Increase in Borrowing Base: As a result of a mid-year review by the Company's bank group, the borrowing base on the Company's senior bank facility has been increased by $2.0 million. The total borrowing base now available to the Company is $34.5 million, of which approximately $25 million was drawn as of September 19, 2008.
Natural Gas Hedging and Transportation Update: The Company also released a review of its hedging positions for its natural gas that is currently being sold in the Rocky Mountain region. All of the Company's derivative contracts are with JPMorgan Chase Bank, the administrative agent for its bank credit facility. The Company has natural gas swaps in place for approximately one million cubic feet per day ("MMcfd") through October 2008 at a Colorado Interstate Gas ("CIG") Index of $6.17 per thousand cubic feet ("Mcf"). Additionally, the Company has natural gas collars tied to the CIG Index in place for 2 MMcfd at a floor of $6.40 per Mcf and a ceiling of $7.58 per Mcf through January 2009. These positions were put in place to protect the Company from severe swings in the price of natural gas in the Rockies that sometimes occur during the shoulder months or during periods of pipeline or storage maintenance. The current weighted average CIG Index that the Company would be receiving if it did not have the hedges in place would be $4.13 for gas to be delivered in September 2008. As previously disclosed, additional natural gas and oil collar positions were put in place in March 2008 for periods from 2009 through 2013 for approximately 80 percent of the Company's then existing proved developed producing (PDP) production, both in the Rockies and in the Midcontinent.
Capital expenditures: As a result of the $10 million put that was exercised and to maintain financial flexibility in the current market environment for its 2009 capital expenditure program, the Company plans to reduce its capital expenditures in 2008 from $49.2 million to $40.5 million. The reduction of expenditures is expected to occur primarily in the DJ Basin, with smaller amounts coming from leasehold acquisition reductions and deferral of Big Horn Basin infrastructure investments until 2009.

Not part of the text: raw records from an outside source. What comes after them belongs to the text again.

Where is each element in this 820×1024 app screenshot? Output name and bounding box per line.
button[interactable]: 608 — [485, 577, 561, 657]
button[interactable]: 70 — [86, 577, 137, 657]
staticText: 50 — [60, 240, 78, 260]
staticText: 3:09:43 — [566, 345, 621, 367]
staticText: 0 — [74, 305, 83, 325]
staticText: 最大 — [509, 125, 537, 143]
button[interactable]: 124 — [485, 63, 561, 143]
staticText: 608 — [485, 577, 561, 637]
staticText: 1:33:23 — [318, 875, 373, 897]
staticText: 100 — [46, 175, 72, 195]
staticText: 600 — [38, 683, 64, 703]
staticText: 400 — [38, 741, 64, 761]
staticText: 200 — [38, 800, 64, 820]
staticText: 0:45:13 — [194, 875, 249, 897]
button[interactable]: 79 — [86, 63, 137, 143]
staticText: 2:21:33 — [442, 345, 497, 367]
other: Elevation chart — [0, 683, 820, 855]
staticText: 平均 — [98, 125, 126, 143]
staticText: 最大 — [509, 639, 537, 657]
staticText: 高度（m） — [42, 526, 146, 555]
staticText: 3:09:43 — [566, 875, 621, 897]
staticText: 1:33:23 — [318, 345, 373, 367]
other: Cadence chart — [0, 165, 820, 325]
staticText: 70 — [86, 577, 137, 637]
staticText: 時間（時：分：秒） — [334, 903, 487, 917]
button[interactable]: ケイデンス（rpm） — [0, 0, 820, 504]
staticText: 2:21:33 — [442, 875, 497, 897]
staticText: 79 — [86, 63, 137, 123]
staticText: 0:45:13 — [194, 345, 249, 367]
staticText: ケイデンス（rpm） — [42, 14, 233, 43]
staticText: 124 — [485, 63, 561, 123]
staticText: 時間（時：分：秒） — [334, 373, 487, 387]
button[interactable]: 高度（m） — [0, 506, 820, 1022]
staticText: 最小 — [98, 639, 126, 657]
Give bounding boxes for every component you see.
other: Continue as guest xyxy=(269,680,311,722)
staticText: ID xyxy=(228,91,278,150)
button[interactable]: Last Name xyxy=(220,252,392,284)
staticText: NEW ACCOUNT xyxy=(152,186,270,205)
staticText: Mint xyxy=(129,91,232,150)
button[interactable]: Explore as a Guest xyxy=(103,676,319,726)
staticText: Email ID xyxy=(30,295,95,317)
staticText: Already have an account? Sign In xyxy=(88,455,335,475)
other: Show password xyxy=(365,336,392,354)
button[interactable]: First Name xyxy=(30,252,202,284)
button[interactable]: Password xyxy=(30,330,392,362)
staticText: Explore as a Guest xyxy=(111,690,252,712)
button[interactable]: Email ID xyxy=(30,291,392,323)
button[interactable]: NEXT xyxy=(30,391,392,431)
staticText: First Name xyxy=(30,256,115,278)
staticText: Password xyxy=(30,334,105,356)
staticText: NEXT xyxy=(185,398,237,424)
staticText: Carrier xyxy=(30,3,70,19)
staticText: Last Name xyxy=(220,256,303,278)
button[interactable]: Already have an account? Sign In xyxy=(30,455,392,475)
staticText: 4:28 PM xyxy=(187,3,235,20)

Guidance for the remainder of 2008: The Company is also updating its guidance related to revenues, EBITDAX and production, primarily as a result of anticipated reductions in capital expenditures and lower commodity prices. For 2008, the Company forecasts revenues from oil and gas operations of $30 to $35 million. The midpoint of this range represents a 420 percent increase over 2007. The Company expects EBITDAX (Earnings before interest, taxes, depreciation, depletion and accretion, and exploration expenses), a non-GAAP measure, to range from $14 to $19 million in 2008. This represents a significant increase over 2007, which was a negative $39,000. Net production for 2008 is estimated to range from 2.5 to 3.0 billion cubic feet equivalent ("Bcfe"). The midpoint of the production guidance range represents a 124 percent increase over 2007.

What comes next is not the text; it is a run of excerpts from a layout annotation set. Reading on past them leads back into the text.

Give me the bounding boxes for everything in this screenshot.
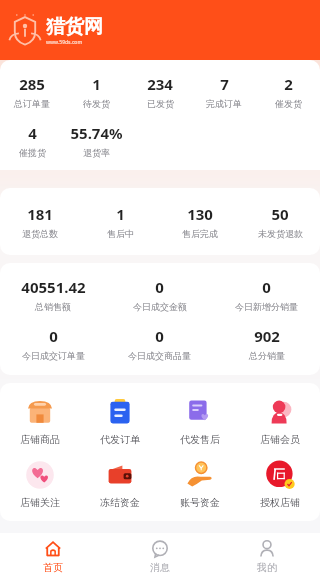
staticText: 1 [116, 204, 125, 224]
button[interactable]: 285 [0, 72, 64, 111]
staticText: 0 [155, 326, 164, 346]
button[interactable]: 7 [192, 72, 256, 111]
staticText: 代发售后 [180, 433, 220, 446]
staticText: 40551.42 [21, 277, 86, 297]
staticText: 代发订单 [100, 433, 140, 446]
staticText: 130 [187, 204, 213, 224]
staticText: www.59ds.com [46, 39, 83, 46]
staticText: 未发货退款 [258, 228, 303, 239]
button[interactable]: 0 [106, 324, 213, 363]
button[interactable]: 181 [0, 202, 80, 241]
staticText: 催揽货 [19, 147, 46, 158]
staticText: 234 [147, 74, 173, 94]
staticText: 店铺商品 [20, 433, 60, 446]
button[interactable]: 130 [160, 202, 240, 241]
button[interactable]: 首页 [0, 533, 106, 584]
button[interactable]: 猎货网 Logo [8, 13, 103, 47]
button[interactable]: 授权店铺 [240, 458, 320, 511]
button[interactable]: 55.74% [64, 121, 128, 160]
button[interactable]: 消息 [106, 533, 213, 584]
button[interactable]: 40551.42 [0, 275, 106, 314]
button[interactable]: 代发订单 [80, 395, 160, 448]
button[interactable]: 4 [0, 121, 64, 160]
button[interactable]: 2 [256, 72, 320, 111]
staticText: 55.74% [70, 123, 123, 143]
staticText: 我的 [257, 561, 277, 574]
button[interactable]: 代发售后 [160, 395, 240, 448]
button[interactable]: 店铺关注 [0, 458, 80, 511]
staticText: 退货率 [83, 147, 110, 158]
staticText: 售后完成 [182, 228, 218, 239]
staticText: 2 [284, 74, 293, 94]
staticText: 902 [254, 326, 280, 346]
staticText: 50 [271, 204, 289, 224]
staticText: 总销售额 [35, 301, 71, 312]
button[interactable]: 店铺会员 [240, 395, 320, 448]
button[interactable]: 账号资金 [160, 458, 240, 511]
staticText: 今日新增分销量 [235, 301, 298, 312]
staticText: 今日成交金额 [133, 301, 187, 312]
staticText: 4 [28, 123, 37, 143]
button[interactable]: 我的 [213, 533, 320, 584]
staticText: 181 [27, 204, 53, 224]
staticText: 今日成交商品量 [128, 350, 191, 361]
staticText: 0 [49, 326, 58, 346]
staticText: 已发货 [147, 98, 174, 109]
staticText: 催发货 [275, 98, 302, 109]
button[interactable]: 234 [128, 72, 192, 111]
staticText: 退货总数 [22, 228, 58, 239]
staticText: 首页 [43, 561, 63, 574]
button[interactable]: 1 [64, 72, 128, 111]
button[interactable]: 902 [213, 324, 320, 363]
staticText: 完成订单 [206, 98, 242, 109]
staticText: 总分销量 [249, 350, 285, 361]
button[interactable]: 0 [106, 275, 213, 314]
button[interactable]: 1 [80, 202, 160, 241]
staticText: 账号资金 [180, 496, 220, 509]
button[interactable]: 0 [213, 275, 320, 314]
staticText: 待发货 [83, 98, 110, 109]
staticText: 1 [92, 74, 101, 94]
staticText: 猎货网 [46, 15, 103, 39]
staticText: 冻结资金 [100, 496, 140, 509]
staticText: 0 [262, 277, 271, 297]
button[interactable]: 店铺商品 [0, 395, 80, 448]
staticText: 授权店铺 [260, 496, 300, 509]
staticText: 0 [155, 277, 164, 297]
staticText: 店铺关注 [20, 496, 60, 509]
button[interactable]: 0 [0, 324, 106, 363]
staticText: 285 [19, 74, 45, 94]
staticText: 7 [220, 74, 229, 94]
staticText: 店铺会员 [260, 433, 300, 446]
staticText: 今日成交订单量 [22, 350, 85, 361]
staticText: 消息 [150, 561, 170, 574]
button[interactable]: 冻结资金 [80, 458, 160, 511]
button[interactable]: 50 [240, 202, 320, 241]
staticText: 总订单量 [14, 98, 50, 109]
staticText: 售后中 [107, 228, 134, 239]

The Company has also factored in a potential reduction in Rocky Mountain September gas volumes in its guidance revision as a precautionary measure. However, as of September 21, none of Teton's production volumes have been curtailed in the Rocky Mountain region as a result of the curtailment of the Rocky Mountain Express (REX) pipeline, a section of which is closed for hydrostatic testing until approximately September 26, 2008.
Lonnie Brock, Executive Vice President and CFO, commented, "We believe that the challenges posed by the current capital market environment require us to rethink our balance between short-term liquidity and our longer-term business plan. To that end, our reduction in the 2008 capital budget represents a responsible adjustment that will enable us to continue to develop our Central Kansas Uplift properties, while postponing some of our other longer-term prospects a bit while the markets stabilize. Our 2008 capital program remains strong as we continue to execute our long-term plan and build value for our stockholders and position ourselves to enter 2009."